Gary K. Wolfe reviews Caitlín R. Kiernan

There are least a few passages in her new novel The Drowning Girl: A Memoir in which Caitlín R. Kiernan seems determined to reinvent the terms of Gothic fiction from the ground up, and she comes amazingly close to succeeding. Her protagonist Imp (short for India Morgan Phelps) is a narrator so unreliable she doesn’t even trust her own accounts – she tells us up front that she’s schizophrenic, that ‘‘My family’s lunacy lines up tidy as boxcars,’’ and that she’s only escaped hospitalization herself through a medley of medications. She sometimes refers to herself in third person, and whenever she goes off her meds it’s a signal that we’re in for one of those remarkably visceral and visionary passages that may get us closer to the core truth of the novel than anything in Imp’s acutely self-conscious attempts to make a narrative out of what’s happening to her (she also keeps reminding us of the crucial distinction between truth and fact). But instead of the fevered Gothic you-will-think-me-mad-but-I-swear-it’s-true voice which we’ve heard from Poe to de Maupassant to Lovecraft, Imp’s voice is disarmingly engaging, sometimes remarkably sensual, and always self-questioning. She’s a remarkable character – probably Kiernan’s best – whose truth we want to believe in even as we question her facts. ‘‘My stories shape-shift like mermaids and werewolves,’’ she tells us, and she’s right.

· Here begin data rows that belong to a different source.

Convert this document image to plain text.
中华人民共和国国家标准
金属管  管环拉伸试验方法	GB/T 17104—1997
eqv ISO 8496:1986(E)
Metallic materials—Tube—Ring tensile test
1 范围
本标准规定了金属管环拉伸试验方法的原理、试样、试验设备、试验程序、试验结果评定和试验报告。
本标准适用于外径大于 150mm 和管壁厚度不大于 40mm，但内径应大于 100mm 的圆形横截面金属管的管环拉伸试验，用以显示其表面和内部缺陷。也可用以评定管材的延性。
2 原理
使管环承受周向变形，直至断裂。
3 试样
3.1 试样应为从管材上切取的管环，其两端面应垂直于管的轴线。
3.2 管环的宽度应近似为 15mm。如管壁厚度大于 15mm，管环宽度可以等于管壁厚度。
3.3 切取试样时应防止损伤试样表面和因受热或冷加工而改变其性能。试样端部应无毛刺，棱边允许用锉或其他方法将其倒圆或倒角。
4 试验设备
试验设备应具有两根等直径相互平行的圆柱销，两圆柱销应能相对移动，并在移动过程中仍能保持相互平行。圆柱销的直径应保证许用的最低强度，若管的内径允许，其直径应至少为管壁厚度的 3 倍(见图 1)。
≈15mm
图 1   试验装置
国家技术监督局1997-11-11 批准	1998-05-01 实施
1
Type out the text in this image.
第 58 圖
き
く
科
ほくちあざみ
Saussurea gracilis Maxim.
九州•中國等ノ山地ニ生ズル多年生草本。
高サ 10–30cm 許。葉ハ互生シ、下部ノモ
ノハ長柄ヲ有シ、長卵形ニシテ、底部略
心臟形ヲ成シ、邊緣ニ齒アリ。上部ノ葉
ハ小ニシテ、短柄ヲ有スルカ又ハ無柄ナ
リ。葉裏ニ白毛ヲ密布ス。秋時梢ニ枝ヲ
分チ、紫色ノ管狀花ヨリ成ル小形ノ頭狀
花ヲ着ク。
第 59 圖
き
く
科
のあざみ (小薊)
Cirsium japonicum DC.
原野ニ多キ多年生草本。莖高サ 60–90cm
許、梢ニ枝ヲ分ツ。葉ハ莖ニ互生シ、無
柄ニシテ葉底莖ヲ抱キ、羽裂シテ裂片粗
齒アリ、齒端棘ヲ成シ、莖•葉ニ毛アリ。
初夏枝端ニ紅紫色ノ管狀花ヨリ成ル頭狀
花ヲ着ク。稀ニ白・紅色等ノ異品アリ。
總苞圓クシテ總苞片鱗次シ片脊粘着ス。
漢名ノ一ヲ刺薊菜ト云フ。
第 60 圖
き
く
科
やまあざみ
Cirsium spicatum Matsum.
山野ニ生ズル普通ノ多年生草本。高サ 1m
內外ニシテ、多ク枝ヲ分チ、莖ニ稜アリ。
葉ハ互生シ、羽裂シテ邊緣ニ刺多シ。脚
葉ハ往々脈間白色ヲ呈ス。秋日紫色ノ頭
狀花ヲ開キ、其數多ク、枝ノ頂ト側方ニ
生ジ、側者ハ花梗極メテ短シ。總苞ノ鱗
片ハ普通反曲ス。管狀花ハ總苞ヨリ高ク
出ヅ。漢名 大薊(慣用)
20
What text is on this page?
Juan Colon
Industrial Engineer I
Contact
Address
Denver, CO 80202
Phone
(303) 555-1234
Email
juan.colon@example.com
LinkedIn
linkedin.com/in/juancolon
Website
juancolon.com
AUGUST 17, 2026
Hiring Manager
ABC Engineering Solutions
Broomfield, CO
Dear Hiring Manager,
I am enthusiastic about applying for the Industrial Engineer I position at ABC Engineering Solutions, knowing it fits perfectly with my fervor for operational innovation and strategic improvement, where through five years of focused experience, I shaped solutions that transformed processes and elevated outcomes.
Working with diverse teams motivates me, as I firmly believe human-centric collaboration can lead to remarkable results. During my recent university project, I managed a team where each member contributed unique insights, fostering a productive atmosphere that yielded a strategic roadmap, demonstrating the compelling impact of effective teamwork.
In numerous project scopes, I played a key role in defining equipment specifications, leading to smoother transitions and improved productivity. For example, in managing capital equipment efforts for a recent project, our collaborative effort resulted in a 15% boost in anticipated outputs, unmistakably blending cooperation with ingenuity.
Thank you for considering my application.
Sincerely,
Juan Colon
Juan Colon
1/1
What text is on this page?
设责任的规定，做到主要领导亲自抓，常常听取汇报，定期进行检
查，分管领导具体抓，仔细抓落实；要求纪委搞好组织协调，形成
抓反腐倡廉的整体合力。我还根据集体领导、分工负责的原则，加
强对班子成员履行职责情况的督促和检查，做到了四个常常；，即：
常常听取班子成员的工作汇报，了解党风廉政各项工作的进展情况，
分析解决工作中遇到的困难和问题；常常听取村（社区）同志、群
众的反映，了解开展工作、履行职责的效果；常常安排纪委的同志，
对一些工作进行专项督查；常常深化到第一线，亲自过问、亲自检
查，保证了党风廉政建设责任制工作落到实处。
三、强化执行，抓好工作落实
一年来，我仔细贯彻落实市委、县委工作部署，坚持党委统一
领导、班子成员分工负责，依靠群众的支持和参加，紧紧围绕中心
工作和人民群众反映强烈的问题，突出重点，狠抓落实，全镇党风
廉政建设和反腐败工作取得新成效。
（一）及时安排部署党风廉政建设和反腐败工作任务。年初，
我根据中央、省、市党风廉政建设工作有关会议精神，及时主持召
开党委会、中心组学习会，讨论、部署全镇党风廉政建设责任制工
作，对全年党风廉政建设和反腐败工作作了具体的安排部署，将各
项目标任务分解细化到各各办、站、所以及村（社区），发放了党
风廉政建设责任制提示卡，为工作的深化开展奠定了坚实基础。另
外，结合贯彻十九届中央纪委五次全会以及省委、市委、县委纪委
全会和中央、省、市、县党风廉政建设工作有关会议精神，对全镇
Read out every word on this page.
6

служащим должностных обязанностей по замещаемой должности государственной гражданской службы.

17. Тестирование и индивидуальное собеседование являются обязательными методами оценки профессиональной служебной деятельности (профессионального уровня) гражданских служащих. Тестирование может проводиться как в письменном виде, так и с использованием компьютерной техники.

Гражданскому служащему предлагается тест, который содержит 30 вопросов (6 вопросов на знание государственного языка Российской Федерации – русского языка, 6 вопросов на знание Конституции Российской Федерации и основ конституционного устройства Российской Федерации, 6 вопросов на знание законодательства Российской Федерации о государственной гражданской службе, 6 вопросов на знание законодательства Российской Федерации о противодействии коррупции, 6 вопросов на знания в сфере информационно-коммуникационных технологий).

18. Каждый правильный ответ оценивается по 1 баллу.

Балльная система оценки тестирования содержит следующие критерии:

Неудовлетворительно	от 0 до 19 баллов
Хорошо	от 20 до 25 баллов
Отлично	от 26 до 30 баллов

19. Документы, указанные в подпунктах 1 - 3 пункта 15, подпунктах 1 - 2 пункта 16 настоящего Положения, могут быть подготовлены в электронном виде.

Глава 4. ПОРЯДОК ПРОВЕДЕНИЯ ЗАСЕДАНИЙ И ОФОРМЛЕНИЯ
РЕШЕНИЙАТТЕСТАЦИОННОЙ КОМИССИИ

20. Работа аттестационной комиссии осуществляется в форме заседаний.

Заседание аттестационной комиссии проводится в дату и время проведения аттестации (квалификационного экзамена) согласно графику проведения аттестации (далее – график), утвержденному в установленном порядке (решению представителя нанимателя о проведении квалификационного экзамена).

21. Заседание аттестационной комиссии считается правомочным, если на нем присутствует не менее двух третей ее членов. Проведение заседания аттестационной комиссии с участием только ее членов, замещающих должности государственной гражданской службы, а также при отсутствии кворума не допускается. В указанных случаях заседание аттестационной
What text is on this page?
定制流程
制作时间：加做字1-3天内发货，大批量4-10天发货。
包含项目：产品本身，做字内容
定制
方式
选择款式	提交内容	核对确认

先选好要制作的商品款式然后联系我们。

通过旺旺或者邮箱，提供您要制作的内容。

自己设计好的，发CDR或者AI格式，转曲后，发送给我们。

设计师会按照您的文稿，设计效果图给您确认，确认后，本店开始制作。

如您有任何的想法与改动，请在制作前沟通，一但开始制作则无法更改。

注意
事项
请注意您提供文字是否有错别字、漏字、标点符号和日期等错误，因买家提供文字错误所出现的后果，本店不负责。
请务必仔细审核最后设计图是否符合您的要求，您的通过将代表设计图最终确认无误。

As in much of Kiernan’s fiction, art plays a significant role in The Drowning Girl. Imp is herself an artist and occasional short story writer (we get a couple of interpolated examples of her stories), and since childhood she’s been obsessed with a painting called ‘‘The Drowning Girl’’ by a minor 19th-century Boston artist named Saltonstall. The painting – which doesn’t depict a drowning girl at all, but one simply wading into the water – seems to her to offer a window into a hidden world, and she tries to learn everything she can about its origins. Not long after Imp meets Abalyn, a transsexual video game reviewer who becomes her new lover, the two of them visit a gallery show of a recently deceased painter named Albert Perrault (who we’ve encountered before in Kiernan’s fiction), whose work disturbs her in a different way, suggesting a kind of Angela Carter-ish revisioning of ‘‘Little Red Riding Hood’’, which Imp hated as a child. Still later, lines from Lewis Carroll’s ‘‘The Lobster Quadrille’’ are used as an absolutely chilling omen of Imp’s spiraling breakdown.

The proximate cause of that crisis happens one evening when Imp finds and brings home a pale, soaked, and naked woman wandering along the highway near the Blackstone River, and who seems to know Imp and even Abalyn. She says her name is Eva Canning, but vanishes later that night. Imp begins having a series of nightmares, is convinced she sees Eva Canning on the street one day, and grows so erratic that Abalyn breaks up with her. Always the obsessive researcher, Imp begins to find or draw connections that involve not only Eva Canning, Perrault, and Saltonstall, but even the Japanese ‘‘suicide forest’’ Aokigahara, accounts of the last wild wolf killed in Massachusetts, ‘‘Little Red Riding Hood’’, and a California suicide cult which Kiernan readers will recognize from her story ‘‘Houses Under the Sea’’. What these connections are, how real they are, and how they unpack ever deeper layers of Imp’s psychology and spirituality, is something best left for readers to discover, rather stunningly, for themselves. But Eva Canning herself is one of the most compelling ghost-story figures I’ve seen since Peter Straub’s Eva Gallo in Ghost Story, with whom she shares some characteristics, and The Drowning Girl (which is dedicated to Straub) is one of the most complexly moving and richly layered tales I’ve read since that classic work. It’s fitting that what is easily Kiernan’s best novel to date should earn a place in that company.